I expect work spyware and spying services to be a booming market, even more than it has been. :-(
The relationship between employer and employee is founded on control and power. The employer is absolutely going to claw back as much of that power as possible post-pandemic. More spyware is a possibility. Even more likely is that most roles will switch back to on-site because control over the physical bodies of others is the most primal kind of power. One WFH insight I've had is that at home you are able to control your physical comfort to a much greater degree.
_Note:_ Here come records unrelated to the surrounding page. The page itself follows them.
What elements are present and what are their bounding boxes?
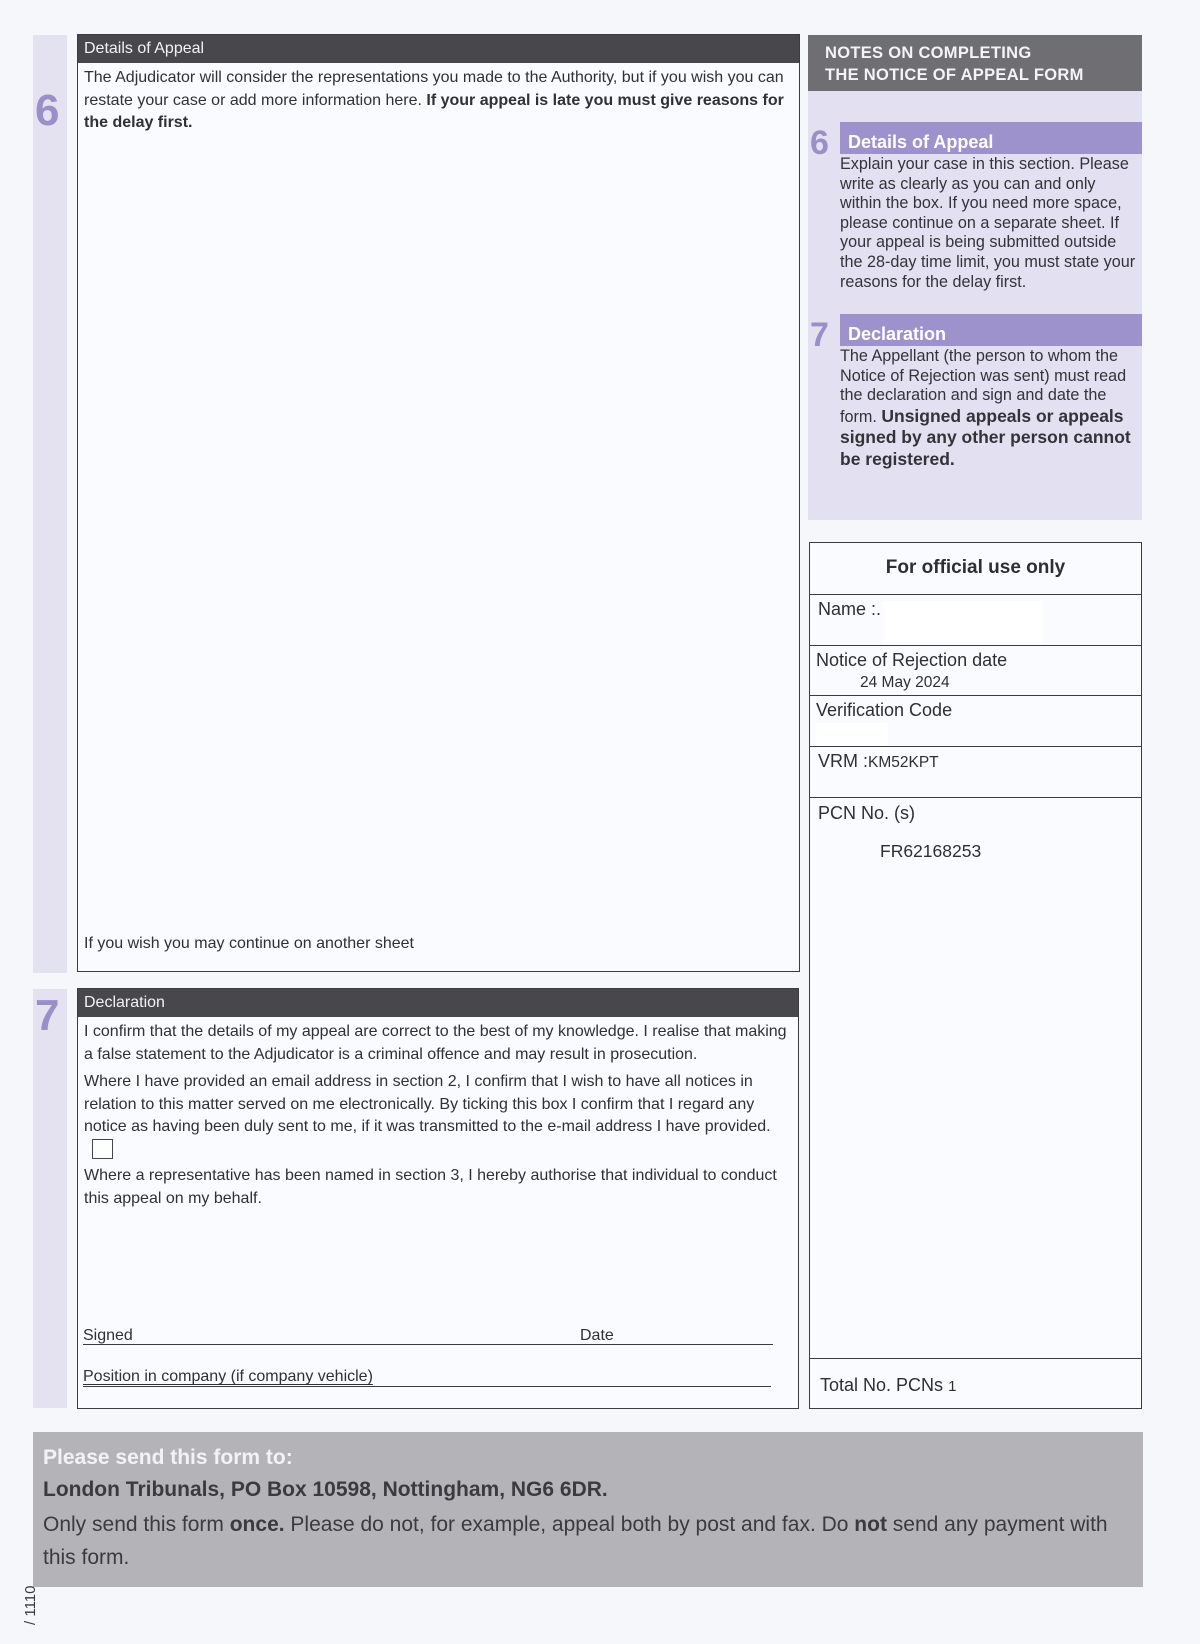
total-pcns-text: Total No. PCNs	[820, 1375, 943, 1395]
notes-7-heading: Declaration	[840, 314, 1142, 346]
pcn-value: FR62168253	[880, 841, 981, 862]
note-part-2: Please do not, for example, appeal both …	[285, 1513, 855, 1536]
note-part-1: Only send this form	[43, 1513, 230, 1536]
date-label: Date	[580, 1325, 614, 1348]
rejection-date-value: 24 May 2024	[860, 674, 950, 692]
notes-title-line-2: THE NOTICE OF APPEAL FORM	[825, 64, 1125, 86]
notes-7-number: 7	[810, 318, 829, 352]
total-pcns-value: 1	[948, 1378, 956, 1395]
position-field[interactable]	[83, 1386, 771, 1387]
details-of-appeal-intro: The Adjudicator will consider the repres…	[78, 63, 799, 135]
vrm-value: KM52KPT	[868, 754, 939, 771]
declaration-text: I confirm that the details of my appeal …	[78, 1017, 798, 1210]
notes-7-text: The Appellant (the person to whom the No…	[840, 347, 1140, 471]
notes-title: NOTES ON COMPLETING THE NOTICE OF APPEAL…	[808, 35, 1142, 91]
verification-code-value	[816, 723, 888, 745]
email-consent-checkbox[interactable]	[92, 1139, 113, 1159]
declaration-para-3: Where a representative has been named in…	[84, 1165, 792, 1210]
details-of-appeal-box: Details of Appeal The Adjudicator will c…	[77, 34, 800, 972]
name-value	[883, 601, 1043, 643]
section-7-side-strip	[33, 989, 67, 1408]
appeal-details-input[interactable]	[84, 137, 789, 957]
vrm-label: VRM :KM52KPT	[818, 751, 939, 772]
declaration-box: Declaration I confirm that the details o…	[77, 988, 799, 1409]
send-to-panel: Please send this form to: London Tribuna…	[33, 1432, 1143, 1587]
continue-note: If you wish you may continue on another …	[84, 933, 414, 956]
send-once-note: Only send this form once. Please do not,…	[43, 1508, 1133, 1574]
official-row-divider	[810, 746, 1141, 747]
email-consent-text: Where I have provided an email address i…	[84, 1073, 771, 1135]
declaration-header: Declaration	[78, 989, 798, 1017]
notes-title-line-1: NOTES ON COMPLETING	[825, 42, 1125, 64]
note-bold-1: once.	[230, 1513, 285, 1536]
declaration-para-1: I confirm that the details of my appeal …	[84, 1021, 792, 1066]
official-row-divider	[810, 1358, 1141, 1359]
pcn-label: PCN No. (s)	[818, 803, 915, 824]
details-of-appeal-header: Details of Appeal	[78, 35, 799, 63]
official-row-divider	[810, 645, 1141, 646]
notes-6-heading: Details of Appeal	[840, 122, 1142, 154]
section-6-side-strip	[33, 35, 67, 973]
total-pcns-label: Total No. PCNs 1	[820, 1375, 956, 1396]
note-bold-2: not	[854, 1513, 887, 1536]
notes-7-bold: Unsigned appeals or appeals signed by an…	[840, 406, 1131, 469]
rejection-date-label: Notice of Rejection date	[816, 650, 1007, 671]
official-row-divider	[810, 797, 1141, 798]
signed-field[interactable]	[83, 1344, 773, 1345]
send-to-address: London Tribunals, PO Box 10598, Nottingh…	[43, 1478, 1133, 1502]
form-reference-code: / 1110	[22, 1586, 39, 1625]
declaration-para-2: Where I have provided an email address i…	[84, 1071, 792, 1161]
send-to-label: Please send this form to:	[43, 1446, 1133, 1470]
official-use-title: For official use only	[810, 557, 1141, 579]
name-label: Name :.	[818, 599, 881, 620]
official-row-divider	[810, 695, 1141, 696]
official-row-divider	[810, 594, 1141, 595]
section-6-number: 6	[35, 89, 59, 133]
section-7-number: 7	[35, 994, 59, 1038]
notes-6-number: 6	[810, 126, 829, 160]
verification-code-label: Verification Code	[816, 700, 952, 721]
vrm-label-text: VRM :	[818, 751, 868, 771]
official-use-box: For official use only Name :. Notice of …	[809, 542, 1142, 1409]
notes-6-text: Explain your case in this section. Pleas…	[840, 155, 1140, 292]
You don't have to dress like they tell you, you have control of the thermostat, your chair, desk, keyboard, mouse, monitor, noise environment, air quality, odors, food, lighting, body position, and so on. This is an enormous bodily freedom and it won't be continued to be given without fighting for it. People go on about the social benefits of work, though I think back to Maslow's Hierarchy and that the social is less important if your office is noisy, freezing and your chair is causing severe back pain.
After 7 years of remote work, the times I have spent a few weeks or months back in an office have been an enormous shock. You always feel what you are currently missing most strongly, so I suspect once most people get back into the office, the enormous lack of freedom will weigh more heavily than they could have realized before experiencing it.
Why don't you consider most programmers to be upper-middle class? The only explanation I can come up with is that it is based on the fact that most programmers are junior level due to the rapid growth of our industry and that junior level professionals haven't made it to the upper-middle rung yet.
Class isn't just money, it's habits, attitudes, and the way others treat you, some of which are related to money, in a necessary-but-not-sufficient way. Besides, the vast majority of programmers in the US, let alone abroad, don't make enough money to sit in that class comfortably.
Upper-middle is "why of course our kids are going to a private prep school, what else would they do?" and "oh, where will you Summer? We're planning to just do Nantucket again" territory.
The dude who's made it at age 45 running a plumbing business is his own boss, has employees, has maybe triple or quadruple median take-home income because he's decent at business and works hard—but will still almost certainly not be perceived, or treated, by anyone, as "upper-middle". Not like a surgeon would be, almost by default, even in residency, or perhaps a junior investment banker.
My observation has been that programmers are mostly treated either as just expensive middle-class office drones, or pandered to as a substitute for actual upper-middle treatment. One key indicator, for office workers like us: where the hell are our private offices with doors that close? (yes, I know some places have them, but they're rare) Oh but we have foosball tables and catered lunch, so oh, look how respected you are, you little programmer.
We're probably closest to accountants, overall, in the social class we're treated as inherently belonging to and the class toward which admitting to being a "programmer" will drag you in most anyone's mind. Solidly, solidly middle.
Which, maybe, who'd give a shit, except that you actually do get treated better as upper-middle.